Speaking recently, First Mutual Property’s (FMP) chairman Elisha Moyo, said performance remained under stress over the past year.
“In 2019, the Zimbabwean property market remained subdued, characterised by high levels of voids.
“The economic outlook remains uncertain due to climate change, erratic power supply, foreign currency challenges, and low productive sector capacity utilisation,” he said.
Moyo said the retail and office park sectors remained relatively stable during the year due to limited availability of quality space.
“Development risk remains high due to inflationary pressures affecting development costs.
“However, in order to protect the value, property investors are entering into new developments taking a long-term view, assuming the development risks and utilising available excess liquidity to hedge value and inflation risk in real assets,” said Moyo.
FMP financial performance shows an increase in operating profit of 88 % on the back of improved occupancy levels and turnover rentals.

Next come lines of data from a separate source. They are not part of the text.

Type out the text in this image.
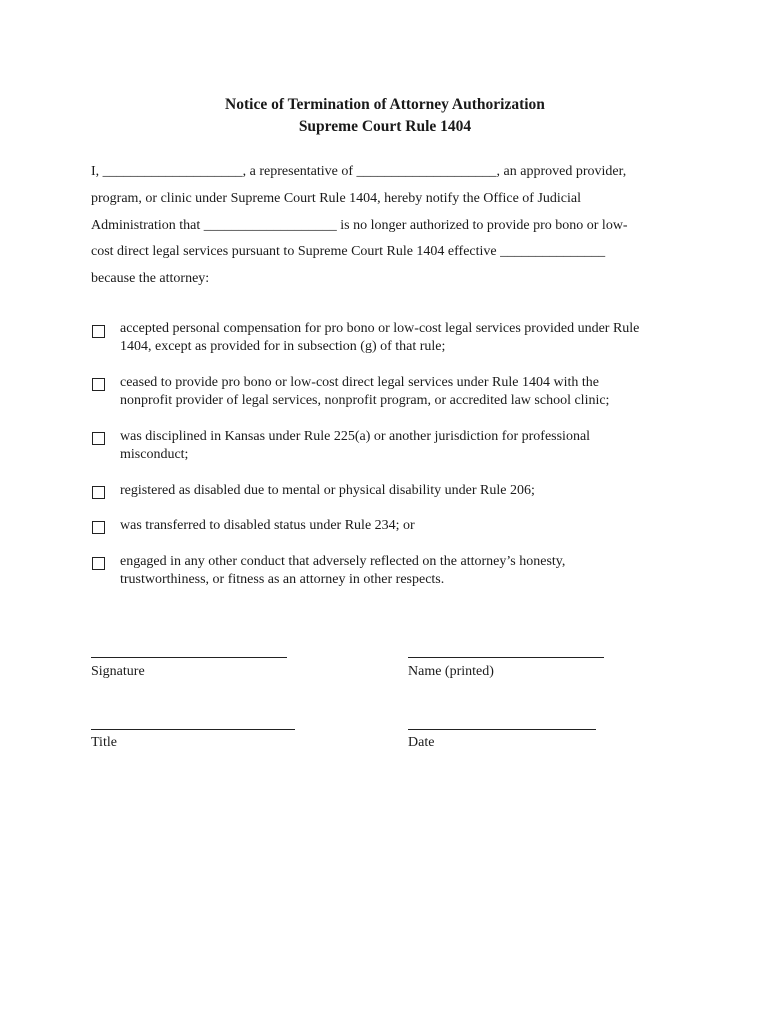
Notice of Termination of Attorney Authorization
Supreme Court Rule 1404
I, ____________________, a representative of ____________________, an approved provider,
program, or clinic under Supreme Court Rule 1404, hereby notify the Office of Judicial
Administration that ___________________ is no longer authorized to provide pro bono or low-
cost direct legal services pursuant to Supreme Court Rule 1404 effective _______________
because the attorney:
accepted personal compensation for pro bono or low-cost legal services provided under Rule
1404, except as provided for in subsection (g) of that rule;
ceased to provide pro bono or low-cost direct legal services under Rule 1404 with the
nonprofit provider of legal services, nonprofit program, or accredited law school clinic;
was disciplined in Kansas under Rule 225(a) or another jurisdiction for professional
misconduct;
registered as disabled due to mental or physical disability under Rule 206;
was transferred to disabled status under Rule 234; or
engaged in any other conduct that adversely reflected on the attorney’s honesty,
trustworthiness, or fitness as an attorney in other respects.
Signature	Name (printed)
Title	Date
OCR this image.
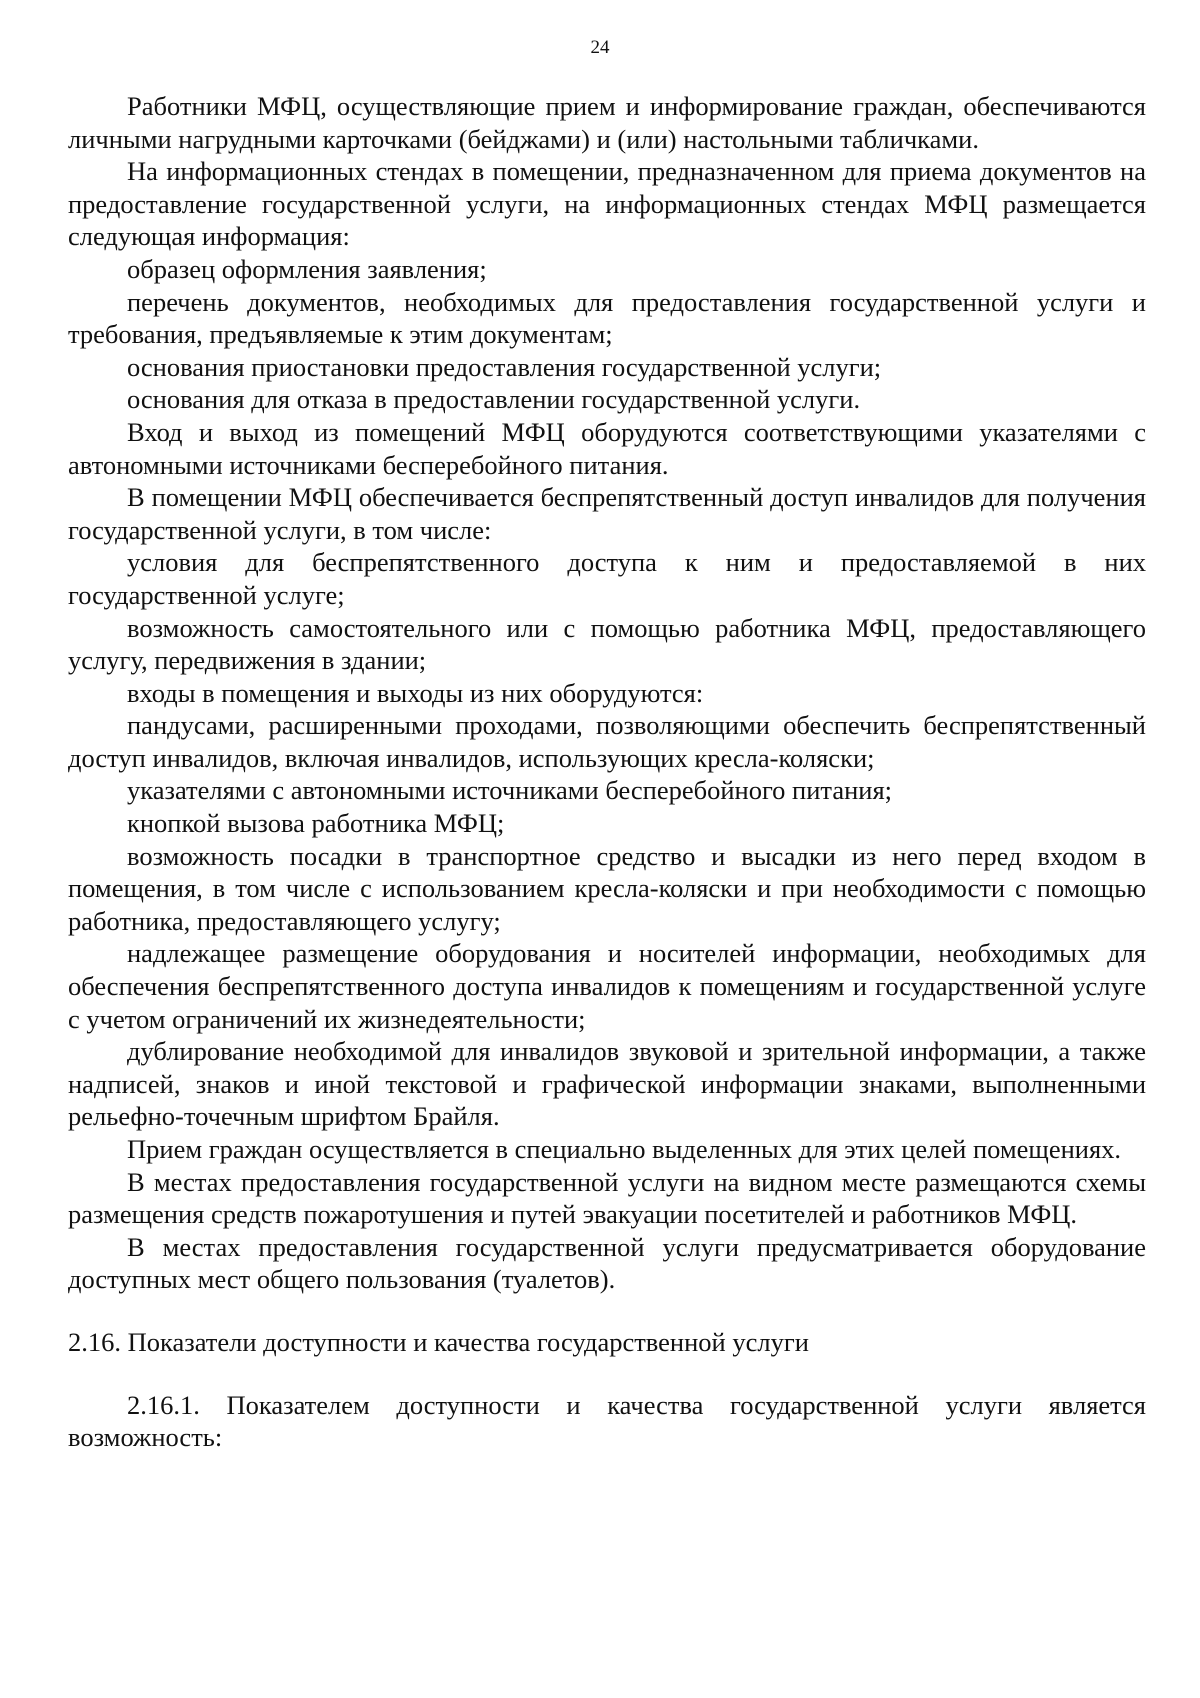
24

Работники МФЦ, осуществляющие прием и информирование граждан, обеспечиваются личными нагрудными карточками (бейджами) и (или) настольными табличками.

На информационных стендах в помещении, предназначенном для приема документов на предоставление государственной услуги, на информационных стендах МФЦ размещается следующая информация:

образец оформления заявления;

перечень документов, необходимых для предоставления государственной услуги и требования, предъявляемые к этим документам;

основания приостановки предоставления государственной услуги;

основания для отказа в предоставлении государственной услуги.

Вход и выход из помещений МФЦ оборудуются соответствующими указателями с автономными источниками бесперебойного питания.

В помещении МФЦ обеспечивается беспрепятственный доступ инвалидов для получения государственной услуги, в том числе:

условия для беспрепятственного доступа к ним и предоставляемой в них государственной услуге;

возможность самостоятельного или с помощью работника МФЦ, предоставляющего услугу, передвижения в здании;

входы в помещения и выходы из них оборудуются:

пандусами, расширенными проходами, позволяющими обеспечить беспрепятственный доступ инвалидов, включая инвалидов, использующих кресла-коляски;

указателями с автономными источниками бесперебойного питания;

кнопкой вызова работника МФЦ;

возможность посадки в транспортное средство и высадки из него перед входом в помещения, в том числе с использованием кресла-коляски и при необходимости с помощью работника, предоставляющего услугу;

надлежащее размещение оборудования и носителей информации, необходимых для обеспечения беспрепятственного доступа инвалидов к помещениям и государственной услуге с учетом ограничений их жизнедеятельности;

дублирование необходимой для инвалидов звуковой и зрительной информации, а также надписей, знаков и иной текстовой и графической информации знаками, выполненными рельефно-точечным шрифтом Брайля.

Прием граждан осуществляется в специально выделенных для этих целей помещениях.

В местах предоставления государственной услуги на видном месте размещаются схемы размещения средств пожаротушения и путей эвакуации посетителей и работников МФЦ.

В местах предоставления государственной услуги предусматривается оборудование доступных мест общего пользования (туалетов).

2.16. Показатели доступности и качества государственной услуги

2.16.1. Показателем доступности и качества государственной услуги является возможность:
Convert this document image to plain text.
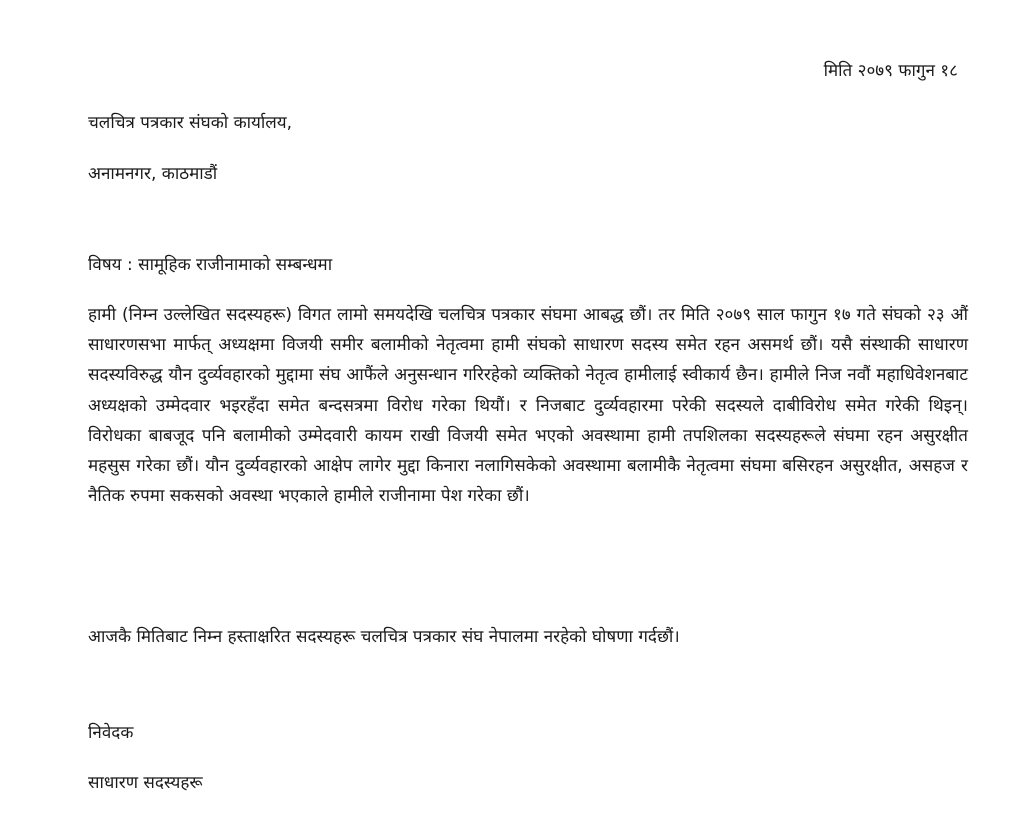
मिति २०७९ फागुन १८
चलचित्र पत्रकार संघको कार्यालय,
अनामनगर, काठमाडौं
विषय : सामूहिक राजीनामाको सम्बन्धमा

हामी (निम्न उल्लेखित सदस्यहरू) विगत लामो समयदेखि चलचित्र पत्रकार संघमा आबद्ध छौं। तर मिति २०७९ साल फागुन १७ गते संघको २३ औं साधारणसभा मार्फत् अध्यक्षमा विजयी समीर बलामीको नेतृत्वमा हामी संघको साधारण सदस्य समेत रहन असमर्थ छौं। यसै संस्थाकी साधारण सदस्यविरुद्ध यौन दुर्व्यवहारको मुद्दामा संघ आफैंले अनुसन्धान गरिरहेको व्यक्तिको नेतृत्व हामीलाई स्वीकार्य छैन। हामीले निज नवौं महाधिवेशनबाट अध्यक्षको उम्मेदवार भइरहँदा समेत बन्दसत्रमा विरोध गरेका थियौं। र निजबाट दुर्व्यवहारमा परेकी सदस्यले दाबीविरोध समेत गरेकी थिइन्। विरोधका बाबजूद पनि बलामीको उम्मेदवारी कायम राखी विजयी समेत भएको अवस्थामा हामी तपशिलका सदस्यहरूले संघमा रहन असुरक्षीत महसुस गरेका छौं। यौन दुर्व्यवहारको आक्षेप लागेर मुद्दा किनारा नलागिसकेको अवस्थामा बलामीकै नेतृत्वमा संघमा बसिरहन असुरक्षीत, असहज र नैतिक रुपमा सकसको अवस्था भएकाले हामीले राजीनामा पेश गरेका छौं।

आजकै मितिबाट निम्न हस्ताक्षरित सदस्यहरू चलचित्र पत्रकार संघ नेपालमा नरहेको घोषणा गर्दछौं।

निवेदक
साधारण सदस्यहरू
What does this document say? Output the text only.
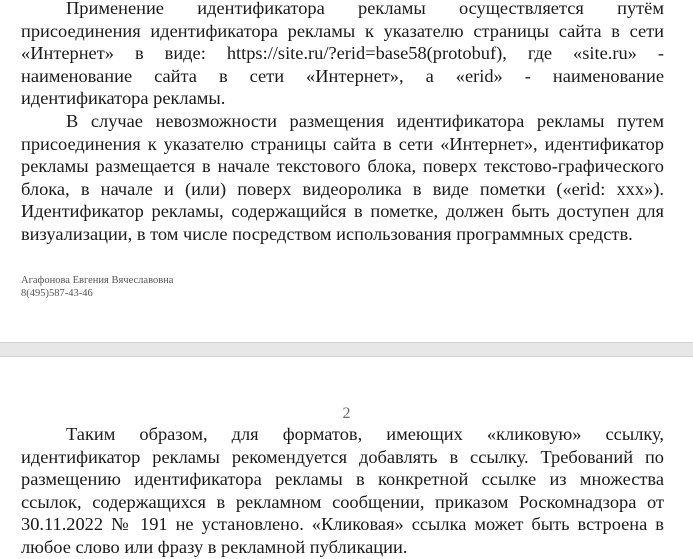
Применение идентификатора рекламы осуществляется путём
присоединения идентификатора рекламы к указателю страницы сайта в сети
«Интернет» в виде: https://site.ru/?erid=base58(protobuf), где «site.ru» -
наименование сайта в сети «Интернет», а «erid» - наименование
идентификатора рекламы.
В случае невозможности размещения идентификатора рекламы путем
присоединения к указателю страницы сайта в сети «Интернет», идентификатор
рекламы размещается в начале текстового блока, поверх текстово-графического
блока, в начале и (или) поверх видеоролика в виде пометки («erid: ххх»).
Идентификатор рекламы, содержащийся в пометке, должен быть доступен для
визуализации, в том числе посредством использования программных средств.
Агафонова Евгения Вячеславовна
8(495)587-43-46
2
Таким образом, для форматов, имеющих «кликовую» ссылку,
идентификатор рекламы рекомендуется добавлять в ссылку. Требований по
размещению идентификатора рекламы в конкретной ссылке из множества
ссылок, содержащихся в рекламном сообщении, приказом Роскомнадзора от
30.11.2022 № 191 не установлено. «Кликовая» ссылка может быть встроена в
любое слово или фразу в рекламной публикации.
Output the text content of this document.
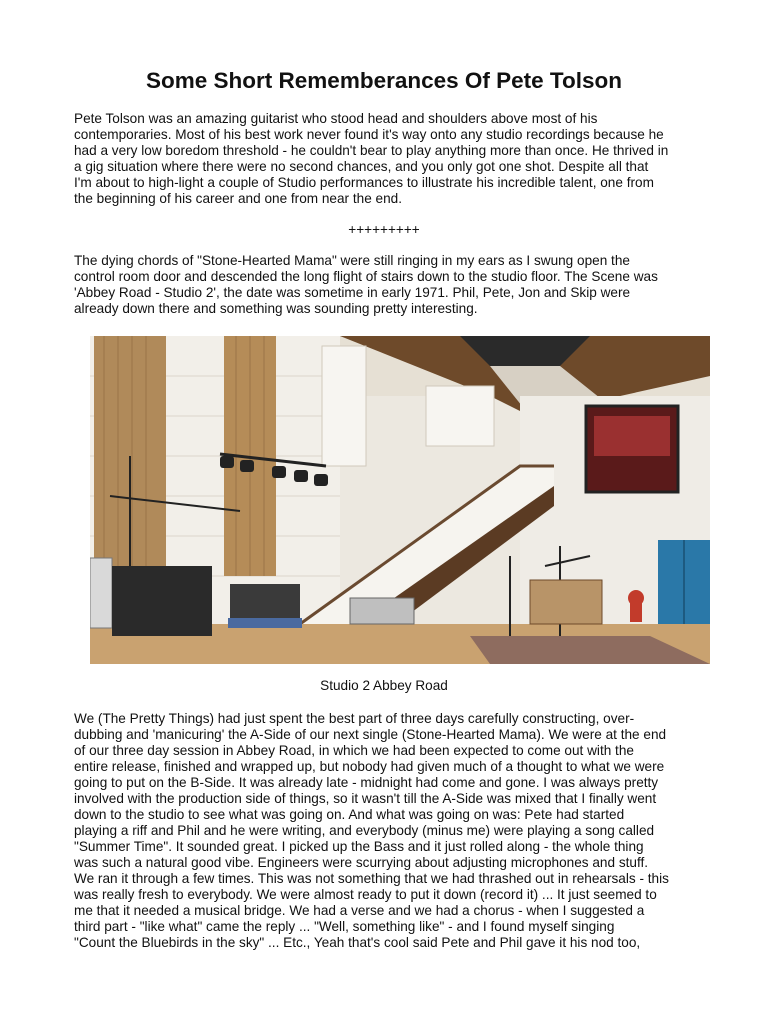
Some Short Rememberances Of Pete Tolson
Pete Tolson was an amazing guitarist who stood head and shoulders above most of his
contemporaries. Most of his best work never found it's way onto any studio recordings because he
had a very low boredom threshold - he couldn't bear to play anything more than once. He thrived in
a gig situation where there were no second chances, and you only got one shot. Despite all that
I'm about to high-light a couple of Studio performances to illustrate his incredible talent, one from
the beginning of his career and one from near the end.
+++++++++
The dying chords of "Stone-Hearted Mama" were still ringing in my ears as I swung open the
control room door and descended the long flight of stairs down to the studio floor. The Scene was
'Abbey Road - Studio 2', the date was sometime in early 1971. Phil, Pete, Jon and Skip were
already down there and something was sounding pretty interesting.
Studio 2 Abbey Road
We (The Pretty Things) had just spent the best part of three days carefully constructing, over-
dubbing and 'manicuring' the A-Side of our next single (Stone-Hearted Mama). We were at the end
of our three day session in Abbey Road, in which we had been expected to come out with the
entire release, finished and wrapped up, but nobody had given much of a thought to what we were
going to put on the B-Side. It was already late - midnight had come and gone. I was always pretty
involved with the production side of things, so it wasn't till the A-Side was mixed that I finally went
down to the studio to see what was going on. And what was going on was: Pete had started
playing a riff and Phil and he were writing, and everybody (minus me) were playing a song called
"Summer Time". It sounded great. I picked up the Bass and it just rolled along - the whole thing
was such a natural good vibe. Engineers were scurrying about adjusting microphones and stuff.
We ran it through a few times. This was not something that we had thrashed out in rehearsals - this
was really fresh to everybody. We were almost ready to put it down (record it) ... It just seemed to
me that it needed a musical bridge. We had a verse and we had a chorus - when I suggested a
third part - "like what" came the reply ... "Well, something like" - and I found myself singing
"Count the Bluebirds in the sky" ... Etc., Yeah that's cool said Pete and Phil gave it his nod too,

The value of the investment property portfolio grew by 53 % driven by fair value gains. Rental income decreased by 12% to ZWL$57.42 million (FY2018: ZWL$65.25 million) underpinned by foreign currency translations.
Another major property firm, Mashonaland Holdings Limited (MHL) chairman, Roy Mutandagayi also bemoaned the impact of a collapsing economy on viability of business in the sector.
“The operating environment worsened during the period under review as economic activity continued to shrink in the face of headwinds,” he said.
He said the property market continues to be at the receiving end of an economic environment characterised by declining capacity utilisation and monetary policy inconsistencies.
The reported growth in money supply in the fourth quarter of 2019 fuelled inflation.
“Whilst the property market responded with regular rent reviews, the general reduction in economic activity meant that constrained rental growth could not match prevailing inflationary pressures,” he said.
The MHL financial performance for the year 2019 shows that revenue at ZWL$30.1 million was 44% higher than the same period in the prior year.
The increase in revenue reflects the positive impact of rent reviews effected to hedge against erosion of rental value due to inflation.